Even when the pardon is used legitimately, however, there are hazards.

  • Just as sovereignty is central to the state, so is respect for the laws. Yet the intervention of a pardon by its very nature undermines respect for law in favor of an individual judgement – which led 16th century French political theorist Jean Bodin to oppose pardons completely.

  • The pardon can also seem unfair to those in a similar situation who go unpardoned, and if the pardon involves someone who hurt someone else, then the injured person certainly can feel additionally burdened.

  • The pardon can locate sovereignty in one section of government to the detriment of another – lodge it with the President, and the legislative branch is diminished, and vice-versa. One solution for this is to de-theatricalize and bureaucratize the power, as it has been through the Office of the Pardon Attorney in DOJ for over 100 years.

  • The pardon can also be unwise. Without extracting remorse and guilt, the pardon can enable a miscreant not to lose prestige, and enable them to continue the harm they have already done. Hard as it may be to say, some people just need to be locked up.

Even more nefarious, of course, is when the pardon is used for illegitimate purposes.

  • The pardon can be used for personal and political purposes. Constitutional Congress member George Mason raised the question of how the president might use the pardon illegitimately, and the constitution as written does exclude pardons “in the case of impeachment,” but this is in the process of proving wholly inadequate. Pardons have been used to protect a president from investigation (Iran-Contra), and the lure of a pardon has done the same (Trump.) Hamilton's responses, that the prospect of opprobrium and the possibility of impeachment as retardants to such actions, ring false to us today. The honor system does not work when the officials have no sense of honor.

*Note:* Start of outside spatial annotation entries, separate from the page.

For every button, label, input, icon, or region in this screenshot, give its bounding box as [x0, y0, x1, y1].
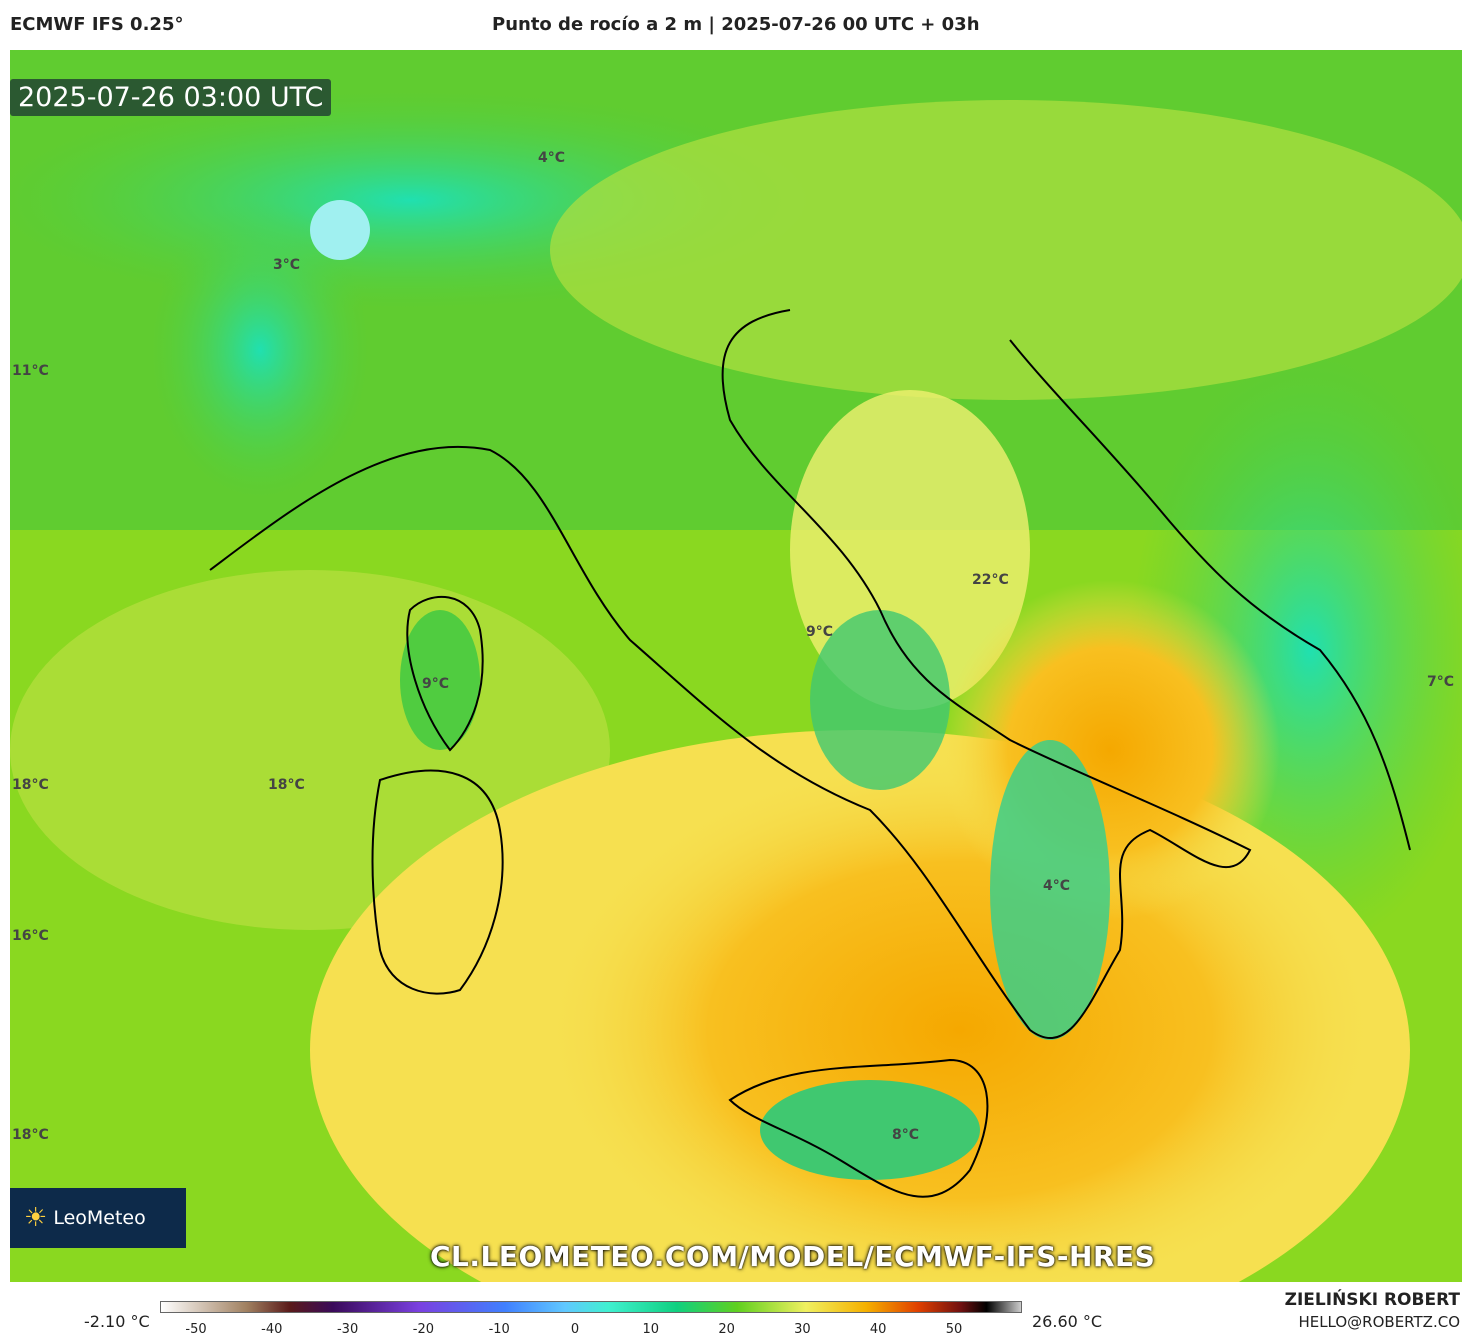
colorbar-tick: 20 [718, 1322, 735, 1337]
map-label: 9°C [806, 624, 833, 640]
sicily-zone [760, 1080, 980, 1180]
map-label: 3°C [273, 257, 300, 273]
apennine-zone [810, 610, 950, 790]
model-name: ECMWF IFS 0.25° [10, 14, 184, 35]
colorbar-min: -2.10 °C [84, 1312, 150, 1331]
corsica-zone [400, 610, 480, 750]
colorbar-tick: 40 [869, 1322, 887, 1337]
colorbar-max: 26.60 °C [1032, 1312, 1103, 1331]
colorbar-tick: -10 [488, 1322, 510, 1337]
coastlines [209, 309, 1411, 1198]
colorbar-tick: -30 [336, 1322, 359, 1337]
map-label: 18°C [268, 777, 305, 793]
map-zone [550, 100, 1462, 400]
map-label: 22°C [972, 572, 1009, 588]
watermark-url: CL.LEOMETEO.COM/MODEL/ECMWF-IFS-HRES [430, 1240, 1156, 1273]
logo: ☀ LeoMeteo [10, 1188, 186, 1248]
colorbar-tick: -40 [261, 1322, 283, 1337]
colorbar [160, 1301, 1022, 1313]
author: ZIELIŃSKI ROBERT [1284, 1290, 1460, 1310]
colorbar-tick: -50 [185, 1322, 207, 1337]
colorbar-tick: -20 [412, 1322, 435, 1337]
map-label: 4°C [538, 150, 565, 166]
colorbar-tick: 50 [945, 1322, 963, 1337]
calabria-zone [990, 740, 1110, 1040]
map-title: Punto de rocío a 2 m | 2025-07-26 00 UTC… [492, 14, 980, 35]
map-label: 7°C [1427, 674, 1454, 690]
map-label: 16°C [12, 928, 49, 944]
map: 4°C 3°C 11°C 9°C 22°C 9°C 7°C 18°C 18°C 4°C 16°C 18… [10, 50, 1462, 1282]
colorbar-tick: 30 [794, 1322, 811, 1337]
map-label: 4°C [1043, 878, 1070, 894]
map-label: 9°C [422, 676, 449, 692]
colorbar-tick: 0 [570, 1322, 580, 1337]
cold-spot [310, 200, 370, 260]
timestamp: 2025-07-26 03:00 UTC [10, 79, 332, 116]
map-label: 18°C [12, 1127, 49, 1143]
map-label: 8°C [892, 1127, 919, 1143]
alps-zone [150, 200, 370, 500]
map-label: 18°C [12, 777, 49, 793]
logo-text: LeoMeteo [53, 1207, 146, 1229]
colorbar-tick: 10 [642, 1322, 660, 1337]
email: HELLO@ROBERTZ.CO [1298, 1313, 1460, 1331]
map-label: 11°C [12, 363, 49, 379]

  • A second illegitimate use is even more insidious – what if the pardoner disagrees with a law itself, and pardons as a virtual veto of that law? Would the pardon serve as a lever to override the other branches of government, as does the Arpaio pardon? This is an even worse transgression that self-interest, because it's effect is to bring down the very structure of the government. Again, the honor system is proving insufficient.

As revisions to the pardon system are considered, it would be well to keep these considerations in mind. In history the power to pardon has not always rested simply with a King or President or Governor. It is possible to lodge it with other branches of government and to decrease its chances for being abused. There may be times when an unbounded ability to pardon can be justified, and others when more guardrails need to be in place.